Nate Monroe: Departure of JEA CEO unsettles an agency in need of stability

Jay Stowe, JEA's departing CEO, looking out on the utility's iconic former headquarters.
Jay Stowe, JEA's departing CEO, looking out on the utility's iconic former headquarters.

COMMENTARY | The imminent departure of JEA CEO Jay Stowe, expected during a special board of directors meeting Monday, is the culmination of a gradual accumulation of gripes from board members about his management team, his communication style, a recent and controversial reorganization of appointed employees, and his operations and spending habits. In other words, following the dramatic fall of his predecessor, Aaron Zahn, who was convicted last month of federal crimes, Stowe's departure is pretty boring stuff — normal, by the standards of Jacksonville government, at least.

JEA hired Stowe in 2020 to be a stabilizer and the pro-public power face of Jacksonville's city-owned utility after the chaos sowed by Zahn during his disastrous effort to privatize the agency. There is a consensus he was successful in this, and Monday's meeting, which will be cordial, will likely give voice to that. Stowe "settled the waters at a very difficult time," said Jacksonville City Council member Rory Diamond.

Stowe to go: JEA CEO 'settled the waters at a very difficult time.' Now he'll be replaced, council says

Stowe was so associated with that role he literally embodied it during Zahn's corruption trial: Federal prosecutors named Stowe the final witness of their weeks-long case with the intention of showing the jurors what a normal public-power CEO looks like — a stark contrast to the renegade executive they were trying to convict.

But Stowe struggled to win board support over the long term. He implemented a lenient remote-work policy, including for highly paid executives, that contributed to a sense, fair or not, held by some within JEA that his management team was a collection of interlopers — people not deeply rooted here.

Personnel will be a major challenge for JEA's next leader.

Several years ago, JEA had a deep bench of talented executives with long ties to the agency, several of whom could have stepped into the top role. It felt like there was a bit of an informal succession plan in place. Zahn's tenure completely destroyed that: He either ran off the knowledgeable veterans or brought out the worst qualities in the ones who remained, rendering them incapable of leading JEA. The sum of it was a total depletion of institutional knowledge from within JEA's c-suites, a precarious situation for such a complex, vital agency.

So in Stowe's defense, he was starting from scratch, and his successor will either have to live with a management team he or she didn't handpick or start all over again themselves. Either way, it will be hard to form a team that doesn't at least initially feel like a collection of unknown quantities.

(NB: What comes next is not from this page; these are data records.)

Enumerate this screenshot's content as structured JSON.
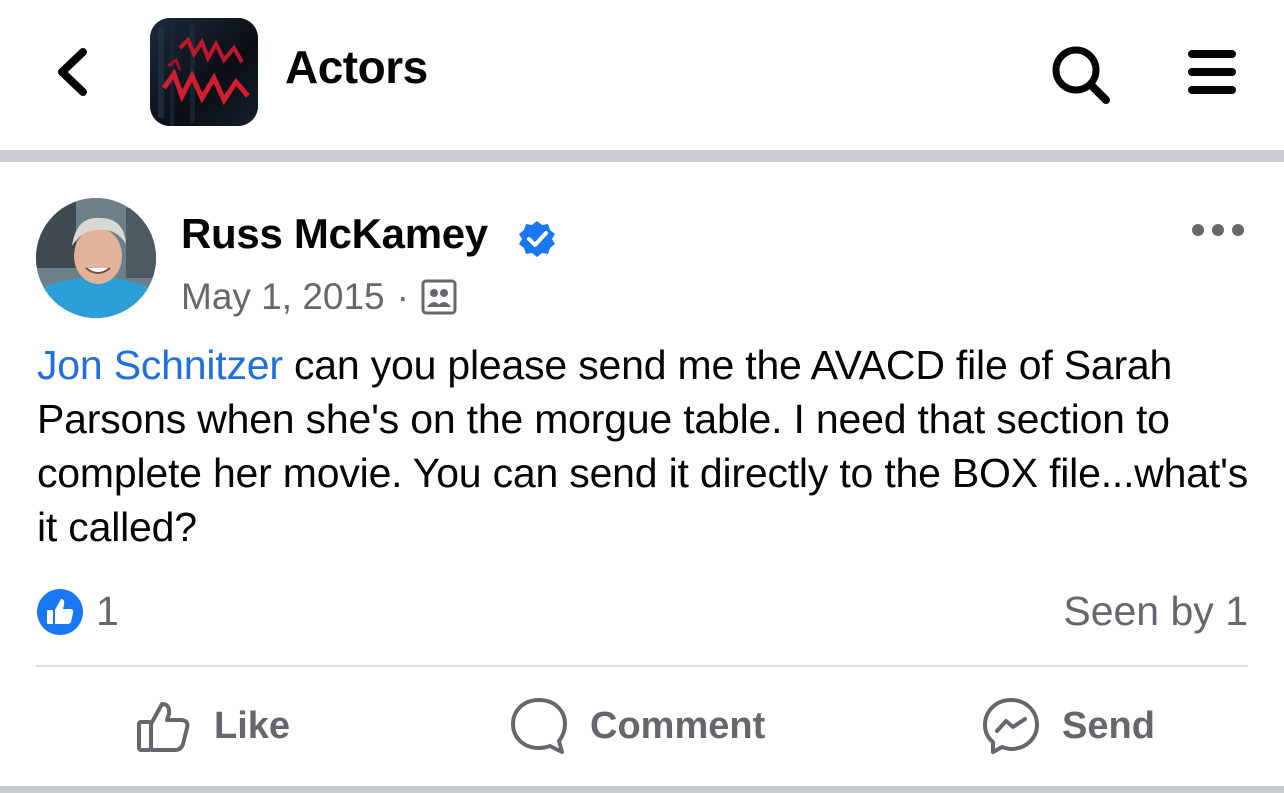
{
  "header": {
    "group_name": "Actors",
    "icons": {
      "back": "chevron-left-icon",
      "search": "search-icon",
      "menu": "hamburger-menu-icon"
    }
  },
  "post": {
    "author": "Russ McKamey",
    "date": "May 1, 2015",
    "separator": "·",
    "audience_icon": "group-audience-icon",
    "mention": "Jon Schnitzer",
    "body": " can you please send me the AVACD file of Sarah Parsons when she's on the morgue table. I need that section to complete her movie.  You can send it directly to the BOX file...what's it called?",
    "reaction_count": "1",
    "seen_by": "Seen by 1"
  },
  "actions": {
    "like": "Like",
    "comment": "Comment",
    "send": "Send"
  },
  "colors": {
    "link_blue": "#216fdb",
    "like_blue": "#1877f2",
    "secondary_text": "#65676b",
    "divider": "#c9ccd1"
  }
}
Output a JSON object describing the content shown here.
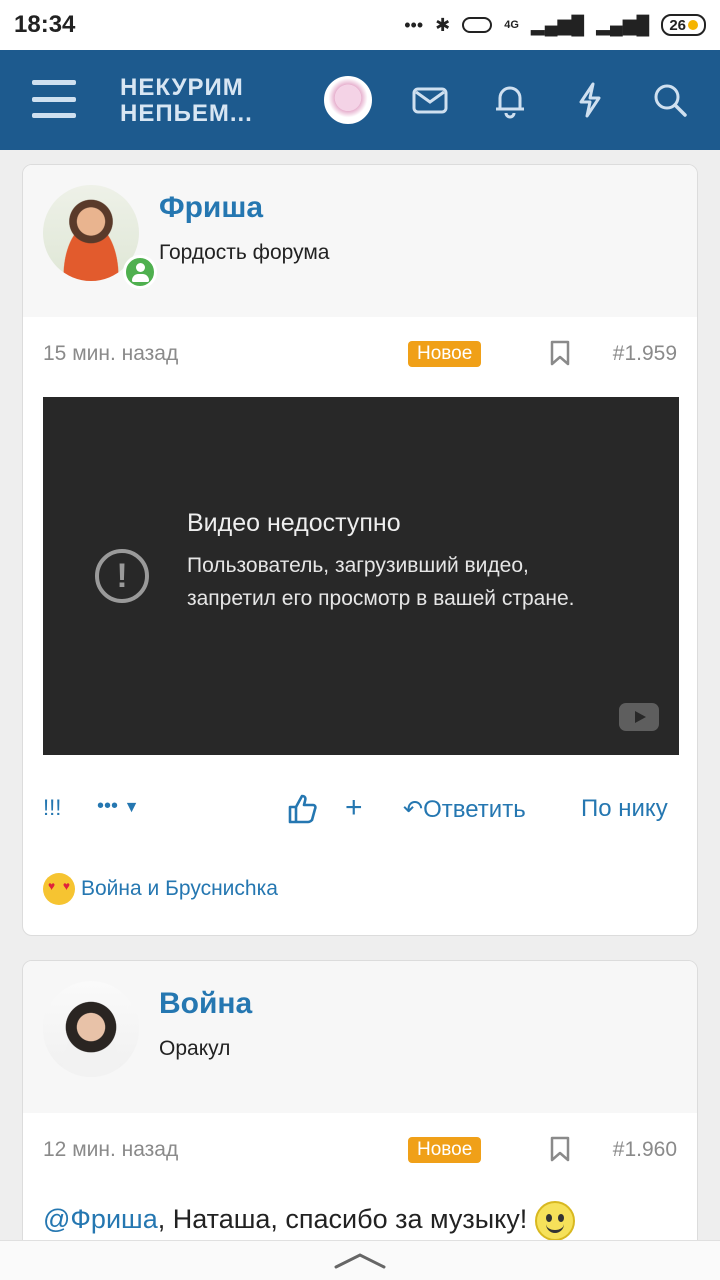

And they will be doing so while grappling with long-term challenges on the horizon. Under Stowe, JEA raised base rates on electric bills to adjust for a costly obligation it holds to buy nuclear power from two reactors in Georgia. That 2008 agreement, struck long before Stowe's arrival, has cast a long shadow over JEA, pressuring the agency's finances even as it serves a city that is rapidly growing.

The top job at the agency has changed considerably from the days when utilities could count on 3 percent growth in electric sales as a near certainty, but JEA remains a leader in public power and is well regarded. In January, Moody's, one of the nation's credit-rating agencies, said it had a positive view of JEA's credit "driven by strong management."

Stowe had come to loggerheads with the board over other issues, though there's nothing particularly scandalous to mine. He and some of the board members simply have different ideas about his role and theirs, and so it's time to go. Turnover happens at the city's independent agencies from time to time. So that's well enough, but it can't happen again — at least for a long time.

Changing CEOs at an agency like JEA is serious business. JEA needs a long-term leader, and that leader will need some reasonable latitude from the board to put their team in place. And the board needs to find a candidate it could live with for as long as the next decade because asking for mulligans every two or three years is no way to run JEA.

The board, in other words, needs to justify this turnover in leadership by finding someone who will be empowered to do this for a long time and is capable of doing so. We can't be back here one or two years from now.